Solve problems involving the conversion between binary numbers and decimal numbers. Students should be aware of the term bit. An awareness of the least-significant bit (LSB) and most-significant bit (MSB) is required. Problems will be limited to a maximum of five bits in digital numbers.
14.1.2
Describe different means of storage of information in both analogue and digital forms. Students may consider LPs, cassette tapes, floppy disks, hard disks, CDs, DVDs, and so on.
14.1.3
Explain how interference of light is used to recover information stored on a CD. Students must know that destructive interference occurs when light is reflected from the edge of a pit.
14.1.4
Calculate an appropriate depth for a pit from the wavelength of the laser light.
14.1.5
Solve problems on CDs and DVDs related to data storage capacity.
14.1.6
Discuss the advantage of the storage of information in digital rather than analogue form. Students should consider quality, reproducibility, retrieval speed, portability of stored data and manipulation of data.
14.1.7
Discuss the implications for society of ever-increasing capability of data storage. Teachers should consider moral, ethical, social, economic and environmental implications.
14.2
Data capture; digital imaging using charge-coupled devices (CCDs)
4
14.2.1
Define capacitance.
14.2.2
Describe the structure of a charge-coupled device (CCD). Students should know that a CCD is a silicon chip divided into small areas called pixels. Each pixel can be considered to behave as a capacitor.
14.2.3
Explain how incident light causes charge to build up within a pixel. Students are required to use the photoelectric effect.
14.2.4
Outline how the image on a CCD is digitized. Students are only required to know that an electrode measures the potential difference developed across each pixel and this is then converted into a digital signal. The pixel position is also stored.
14.2.5
Define quantum efficiency of a pixel.

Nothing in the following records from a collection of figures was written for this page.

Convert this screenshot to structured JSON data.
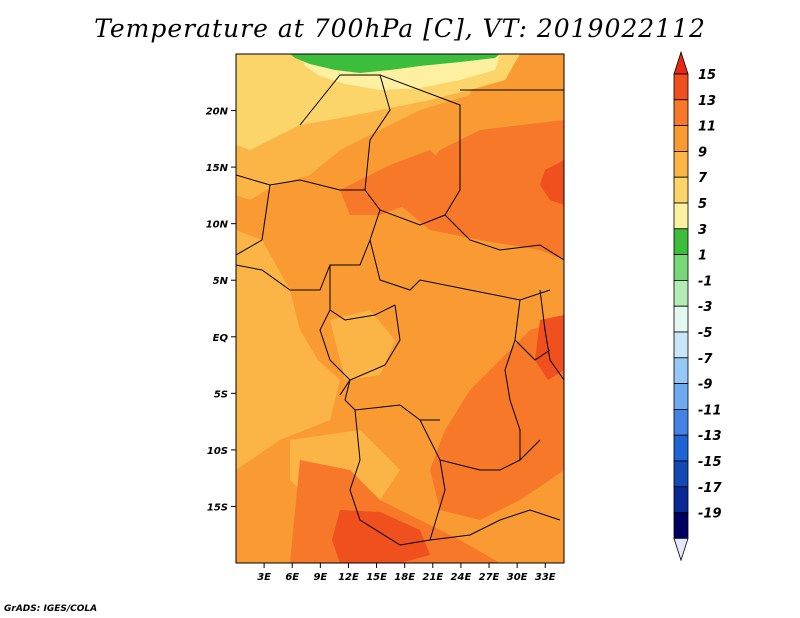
{
  "title": "Temperature at 700hPa [C], VT: 2019022112",
  "credit": "GrADS: IGES/COLA",
  "map": {
    "lon_range": [
      0,
      35
    ],
    "lat_range": [
      -20,
      25
    ],
    "x_ticks": [
      3,
      6,
      9,
      12,
      15,
      18,
      21,
      24,
      27,
      30,
      33
    ],
    "x_tick_labels": [
      "3E",
      "6E",
      "9E",
      "12E",
      "15E",
      "18E",
      "21E",
      "24E",
      "27E",
      "30E",
      "33E"
    ],
    "y_ticks": [
      20,
      15,
      10,
      5,
      0,
      -5,
      -10,
      -15
    ],
    "y_tick_labels": [
      "20N",
      "15N",
      "10N",
      "5N",
      "EQ",
      "5S",
      "10S",
      "15S"
    ]
  },
  "colorbar": {
    "levels": [
      15,
      13,
      11,
      9,
      7,
      5,
      3,
      1,
      -1,
      -3,
      -5,
      -7,
      -9,
      -11,
      -13,
      -15,
      -17,
      -19
    ],
    "level_labels": [
      "15",
      "13",
      "11",
      "9",
      "7",
      "5",
      "3",
      "1",
      "-1",
      "-3",
      "-5",
      "-7",
      "-9",
      "-11",
      "-13",
      "-15",
      "-17",
      "-19"
    ],
    "colors": [
      "#e62814",
      "#f0501e",
      "#f67828",
      "#f99b32",
      "#fbb446",
      "#fcd56a",
      "#fdf0a0",
      "#3cbe3c",
      "#78d878",
      "#b4ecb4",
      "#e2f8f0",
      "#c8e6f8",
      "#96c8f5",
      "#6eaaf0",
      "#4682e6",
      "#1e64d2",
      "#1448b4",
      "#0a2896",
      "#000060",
      "#e6e6ff"
    ]
  }
}
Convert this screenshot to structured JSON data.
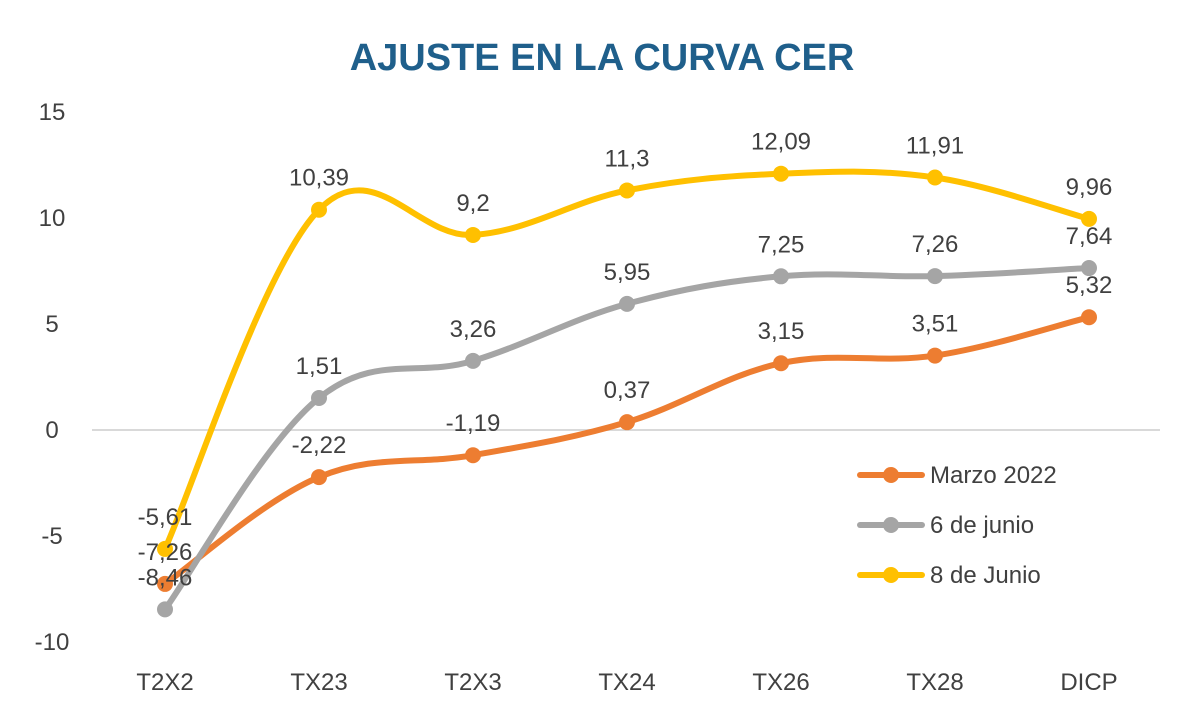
{
  "chart_data": {
    "type": "line",
    "title": "AJUSTE EN LA CURVA CER",
    "xlabel": "",
    "ylabel": "",
    "categories": [
      "T2X2",
      "TX23",
      "T2X3",
      "TX24",
      "TX26",
      "TX28",
      "DICP"
    ],
    "ylim": [
      -10,
      15
    ],
    "yticks": [
      "-10",
      "-5",
      "0",
      "5",
      "10",
      "15"
    ],
    "grid": false,
    "legend_position": "bottom-right",
    "series": [
      {
        "name": "Marzo 2022",
        "color": "#ed7d31",
        "values": [
          -7.26,
          -2.22,
          -1.19,
          0.37,
          3.15,
          3.51,
          5.32
        ],
        "labels": [
          "-7,26",
          "-2,22",
          "-1,19",
          "0,37",
          "3,15",
          "3,51",
          "5,32"
        ]
      },
      {
        "name": "6 de junio",
        "color": "#a5a5a5",
        "values": [
          -8.46,
          1.51,
          3.26,
          5.95,
          7.25,
          7.26,
          7.64
        ],
        "labels": [
          "-8,46",
          "1,51",
          "3,26",
          "5,95",
          "7,25",
          "7,26",
          "7,64"
        ]
      },
      {
        "name": "8 de Junio",
        "color": "#ffc000",
        "values": [
          -5.61,
          10.39,
          9.2,
          11.3,
          12.09,
          11.91,
          9.96
        ],
        "labels": [
          "-5,61",
          "10,39",
          "9,2",
          "11,3",
          "12,09",
          "11,91",
          "9,96"
        ]
      }
    ]
  }
}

Quantum efficiency is the ratio of the number of photoelectrons emitted to the number of photons incident on the pixel.
14.2.6
Define magnification. Students are required to know that magnification is the ratio of the length of the image on the CCD to the length of the object.
14.2.7
State that two points on an object may be just resolved on a CCD if the images of the points are at least two pixels apart.
14.2.8
Discuss the effects of quantum efficiency, magnification and resolution on the quality of the processed image.
14.2.9
Describe a range of practical uses of a CCD, and list some advantages compared with the use of film. Students should appreciate that CCDs are used for image capturing in a large range of the electromagnetic spectrum. They should consider items such as digital cameras, video cameras, telescopes, including the Hubble Telescope, and medical X-ray imaging.
14.2.10
Outline how the image stored in a CCD is retrieved.